Developing a New Career Plan
Planning your next move is essential. If you’re looking for new work, it’s time to spruce up your resume and portfolio, and apply for new positions.
- Identify transferable skills: Assess your skills and identify those that can be applied to different industries or roles. This will help broaden your job prospects.
- Research alternative career paths: Explore industries or professions that align with your interests and abilities, and accommodate your chronic illness. Look for flexible work arrangements or remote work opportunities.
- Upskilling or acquiring new certifications: Improving your skills can enhance your qualifications and open new career opportunities.
Networking and Support
- Join support groups: Connect with others who share similar experiences. They can offer valuable advice and support in navigating career challenges.
- Utilize online platforms: Leverage professional networking platforms like LinkedIn to expand your network, connect with potential employers, and stay updated on industry trends.
- Ask for mentorship: Find a mentor who can guide and support your career journey. They can offer insights based on their experiences and help you navigate the job market or help connect you.
Financial Planning and Resources
- Assess your financial situation: Determine your current financial standing and create a budget that accommodates your needs during the job transition period.
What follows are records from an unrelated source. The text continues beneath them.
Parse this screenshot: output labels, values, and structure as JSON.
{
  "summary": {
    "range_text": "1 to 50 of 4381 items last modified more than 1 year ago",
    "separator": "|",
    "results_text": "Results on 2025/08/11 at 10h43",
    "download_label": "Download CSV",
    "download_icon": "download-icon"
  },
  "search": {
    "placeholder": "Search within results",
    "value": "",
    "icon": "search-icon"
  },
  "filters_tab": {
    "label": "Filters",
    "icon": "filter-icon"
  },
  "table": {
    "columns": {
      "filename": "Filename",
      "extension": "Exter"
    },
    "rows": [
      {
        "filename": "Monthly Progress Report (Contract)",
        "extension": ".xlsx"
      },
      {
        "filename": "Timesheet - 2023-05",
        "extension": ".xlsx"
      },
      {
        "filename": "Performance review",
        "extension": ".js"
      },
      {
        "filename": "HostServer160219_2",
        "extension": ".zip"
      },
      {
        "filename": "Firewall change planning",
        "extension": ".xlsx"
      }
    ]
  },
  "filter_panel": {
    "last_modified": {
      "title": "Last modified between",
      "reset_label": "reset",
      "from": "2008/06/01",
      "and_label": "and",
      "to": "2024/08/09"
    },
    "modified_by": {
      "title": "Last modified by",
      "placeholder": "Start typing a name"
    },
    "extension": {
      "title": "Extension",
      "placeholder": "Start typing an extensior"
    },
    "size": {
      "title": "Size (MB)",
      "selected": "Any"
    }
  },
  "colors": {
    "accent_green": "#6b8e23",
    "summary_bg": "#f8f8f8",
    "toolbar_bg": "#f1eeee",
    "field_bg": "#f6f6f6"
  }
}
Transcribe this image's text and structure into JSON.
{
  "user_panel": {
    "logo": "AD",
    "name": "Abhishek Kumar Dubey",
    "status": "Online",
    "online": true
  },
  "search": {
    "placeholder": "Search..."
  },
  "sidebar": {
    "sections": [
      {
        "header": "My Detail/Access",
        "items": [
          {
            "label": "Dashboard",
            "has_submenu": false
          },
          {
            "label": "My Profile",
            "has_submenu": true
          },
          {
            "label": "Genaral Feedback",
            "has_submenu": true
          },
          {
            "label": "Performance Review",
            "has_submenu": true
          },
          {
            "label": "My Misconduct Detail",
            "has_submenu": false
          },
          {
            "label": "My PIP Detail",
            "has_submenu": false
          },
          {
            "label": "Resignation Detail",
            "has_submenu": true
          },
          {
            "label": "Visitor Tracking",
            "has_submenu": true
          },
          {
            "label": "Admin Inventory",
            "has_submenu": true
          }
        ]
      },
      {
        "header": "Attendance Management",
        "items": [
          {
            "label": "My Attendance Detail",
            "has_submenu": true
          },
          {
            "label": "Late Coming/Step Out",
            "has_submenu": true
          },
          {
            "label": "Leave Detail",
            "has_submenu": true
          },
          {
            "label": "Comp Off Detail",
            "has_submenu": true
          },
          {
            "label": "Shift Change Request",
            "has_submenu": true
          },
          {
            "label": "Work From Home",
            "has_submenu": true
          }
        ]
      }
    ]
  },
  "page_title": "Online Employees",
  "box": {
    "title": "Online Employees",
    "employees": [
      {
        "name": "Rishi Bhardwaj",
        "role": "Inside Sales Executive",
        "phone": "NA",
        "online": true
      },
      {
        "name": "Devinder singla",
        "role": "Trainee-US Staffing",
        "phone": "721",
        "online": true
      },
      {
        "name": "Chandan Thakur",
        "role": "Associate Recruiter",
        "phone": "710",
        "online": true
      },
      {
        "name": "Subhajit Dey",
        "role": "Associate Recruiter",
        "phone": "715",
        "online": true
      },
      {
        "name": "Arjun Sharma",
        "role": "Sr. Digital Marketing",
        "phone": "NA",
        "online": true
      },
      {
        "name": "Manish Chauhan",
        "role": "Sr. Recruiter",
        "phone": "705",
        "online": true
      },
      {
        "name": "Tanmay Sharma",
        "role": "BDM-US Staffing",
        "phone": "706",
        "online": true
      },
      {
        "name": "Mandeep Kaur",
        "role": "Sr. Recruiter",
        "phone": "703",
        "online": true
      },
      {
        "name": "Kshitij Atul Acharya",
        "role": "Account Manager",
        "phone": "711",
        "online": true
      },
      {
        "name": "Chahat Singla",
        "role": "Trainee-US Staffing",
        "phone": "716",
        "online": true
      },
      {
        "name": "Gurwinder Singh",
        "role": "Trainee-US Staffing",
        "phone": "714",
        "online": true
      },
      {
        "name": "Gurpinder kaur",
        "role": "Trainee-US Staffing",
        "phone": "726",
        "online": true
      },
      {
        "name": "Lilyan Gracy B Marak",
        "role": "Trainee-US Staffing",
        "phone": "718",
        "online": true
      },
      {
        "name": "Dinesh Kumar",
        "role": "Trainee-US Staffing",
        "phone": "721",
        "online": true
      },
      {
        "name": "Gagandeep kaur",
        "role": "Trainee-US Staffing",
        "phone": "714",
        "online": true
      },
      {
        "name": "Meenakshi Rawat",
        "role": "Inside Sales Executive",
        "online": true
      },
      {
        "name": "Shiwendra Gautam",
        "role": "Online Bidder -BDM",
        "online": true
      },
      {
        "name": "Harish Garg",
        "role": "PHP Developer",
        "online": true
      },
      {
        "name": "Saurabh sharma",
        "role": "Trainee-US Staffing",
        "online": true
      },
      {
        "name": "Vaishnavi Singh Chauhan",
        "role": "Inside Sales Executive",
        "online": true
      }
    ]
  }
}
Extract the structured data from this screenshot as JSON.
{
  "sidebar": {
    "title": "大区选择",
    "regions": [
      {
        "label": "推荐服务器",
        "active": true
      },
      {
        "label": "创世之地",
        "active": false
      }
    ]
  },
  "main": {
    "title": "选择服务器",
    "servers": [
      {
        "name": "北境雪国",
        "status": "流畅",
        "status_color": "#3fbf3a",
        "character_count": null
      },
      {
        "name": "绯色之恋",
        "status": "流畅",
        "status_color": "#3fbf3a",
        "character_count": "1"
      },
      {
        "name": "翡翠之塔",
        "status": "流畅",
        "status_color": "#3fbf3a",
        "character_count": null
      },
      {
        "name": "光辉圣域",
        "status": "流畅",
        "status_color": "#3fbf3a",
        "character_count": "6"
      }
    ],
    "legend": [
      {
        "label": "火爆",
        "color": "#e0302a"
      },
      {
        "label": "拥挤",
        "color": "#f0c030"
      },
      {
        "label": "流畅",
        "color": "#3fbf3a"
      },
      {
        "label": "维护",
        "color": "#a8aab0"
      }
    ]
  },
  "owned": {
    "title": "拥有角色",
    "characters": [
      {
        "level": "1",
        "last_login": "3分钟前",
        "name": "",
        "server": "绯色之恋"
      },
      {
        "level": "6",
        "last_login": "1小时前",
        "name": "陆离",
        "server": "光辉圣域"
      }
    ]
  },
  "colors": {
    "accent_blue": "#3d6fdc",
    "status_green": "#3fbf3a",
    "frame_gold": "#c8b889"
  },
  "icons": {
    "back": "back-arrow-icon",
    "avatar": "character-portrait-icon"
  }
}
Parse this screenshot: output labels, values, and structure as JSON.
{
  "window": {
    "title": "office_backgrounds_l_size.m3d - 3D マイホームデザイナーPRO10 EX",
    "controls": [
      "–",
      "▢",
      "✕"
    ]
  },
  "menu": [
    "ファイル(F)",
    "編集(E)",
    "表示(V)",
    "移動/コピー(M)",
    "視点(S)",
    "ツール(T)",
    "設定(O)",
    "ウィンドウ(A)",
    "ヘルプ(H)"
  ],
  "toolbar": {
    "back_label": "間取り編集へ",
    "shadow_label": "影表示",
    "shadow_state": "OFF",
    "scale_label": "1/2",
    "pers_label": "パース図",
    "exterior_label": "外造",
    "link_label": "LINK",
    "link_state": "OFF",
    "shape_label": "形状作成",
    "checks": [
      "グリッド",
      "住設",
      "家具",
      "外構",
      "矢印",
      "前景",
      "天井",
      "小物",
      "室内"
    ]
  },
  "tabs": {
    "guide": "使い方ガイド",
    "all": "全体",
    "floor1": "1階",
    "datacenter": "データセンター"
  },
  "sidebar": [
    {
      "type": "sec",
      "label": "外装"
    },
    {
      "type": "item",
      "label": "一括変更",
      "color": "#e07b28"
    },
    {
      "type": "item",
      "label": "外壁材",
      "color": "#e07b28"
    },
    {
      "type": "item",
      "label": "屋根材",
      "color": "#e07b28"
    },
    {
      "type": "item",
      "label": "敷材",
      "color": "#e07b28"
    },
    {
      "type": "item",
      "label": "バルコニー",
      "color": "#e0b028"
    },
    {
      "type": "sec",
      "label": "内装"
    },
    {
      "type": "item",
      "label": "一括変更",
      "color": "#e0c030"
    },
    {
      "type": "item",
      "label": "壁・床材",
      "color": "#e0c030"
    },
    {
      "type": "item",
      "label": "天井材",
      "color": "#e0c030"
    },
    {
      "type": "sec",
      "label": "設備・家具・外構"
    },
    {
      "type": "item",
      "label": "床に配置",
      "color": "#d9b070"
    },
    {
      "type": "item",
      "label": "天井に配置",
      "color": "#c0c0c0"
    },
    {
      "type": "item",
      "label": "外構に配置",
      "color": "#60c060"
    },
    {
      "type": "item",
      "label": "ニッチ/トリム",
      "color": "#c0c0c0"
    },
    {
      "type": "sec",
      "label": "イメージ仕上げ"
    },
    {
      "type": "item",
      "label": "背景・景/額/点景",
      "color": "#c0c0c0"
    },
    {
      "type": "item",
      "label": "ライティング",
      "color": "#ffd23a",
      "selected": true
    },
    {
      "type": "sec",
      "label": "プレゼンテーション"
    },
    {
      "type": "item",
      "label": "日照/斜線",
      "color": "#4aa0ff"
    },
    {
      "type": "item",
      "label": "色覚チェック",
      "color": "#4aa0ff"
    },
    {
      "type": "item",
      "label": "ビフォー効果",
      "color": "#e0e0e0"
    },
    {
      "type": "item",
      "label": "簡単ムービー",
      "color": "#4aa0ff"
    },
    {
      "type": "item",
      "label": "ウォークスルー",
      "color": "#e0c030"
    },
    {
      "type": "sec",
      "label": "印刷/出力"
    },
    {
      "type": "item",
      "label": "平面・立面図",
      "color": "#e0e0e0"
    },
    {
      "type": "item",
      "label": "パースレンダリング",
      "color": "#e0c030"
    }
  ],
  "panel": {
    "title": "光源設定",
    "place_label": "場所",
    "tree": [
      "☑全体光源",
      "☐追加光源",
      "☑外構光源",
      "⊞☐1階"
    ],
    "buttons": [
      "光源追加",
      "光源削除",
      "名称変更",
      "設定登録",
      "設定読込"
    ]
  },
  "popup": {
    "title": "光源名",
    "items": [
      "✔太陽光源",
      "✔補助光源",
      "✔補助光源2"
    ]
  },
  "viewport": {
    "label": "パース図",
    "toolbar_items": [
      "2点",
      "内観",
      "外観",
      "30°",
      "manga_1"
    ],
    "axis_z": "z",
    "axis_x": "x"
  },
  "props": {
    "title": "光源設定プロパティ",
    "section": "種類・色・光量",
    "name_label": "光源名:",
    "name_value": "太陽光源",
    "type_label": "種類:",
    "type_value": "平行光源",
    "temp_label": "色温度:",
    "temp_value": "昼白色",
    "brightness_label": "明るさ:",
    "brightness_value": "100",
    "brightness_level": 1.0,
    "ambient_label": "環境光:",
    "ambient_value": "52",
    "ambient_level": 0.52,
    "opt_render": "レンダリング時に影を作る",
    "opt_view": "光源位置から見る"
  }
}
- Explore additional income sources: Look for alternate income sources, such as freelancing or part-time work. This can provide financial stability while you search for a long-term career solution.
- Understand health insurance options: Familiarize yourself with health insurance plans covering your medical needs. Research government programs or nonprofit organizations that assist with healthcare costs.
It all boils down to this.
Navigating job uncertainty with a chronic illness can be challenging, but with the right strategies and support, finding new suitable opportunities and maintaining your health is possible.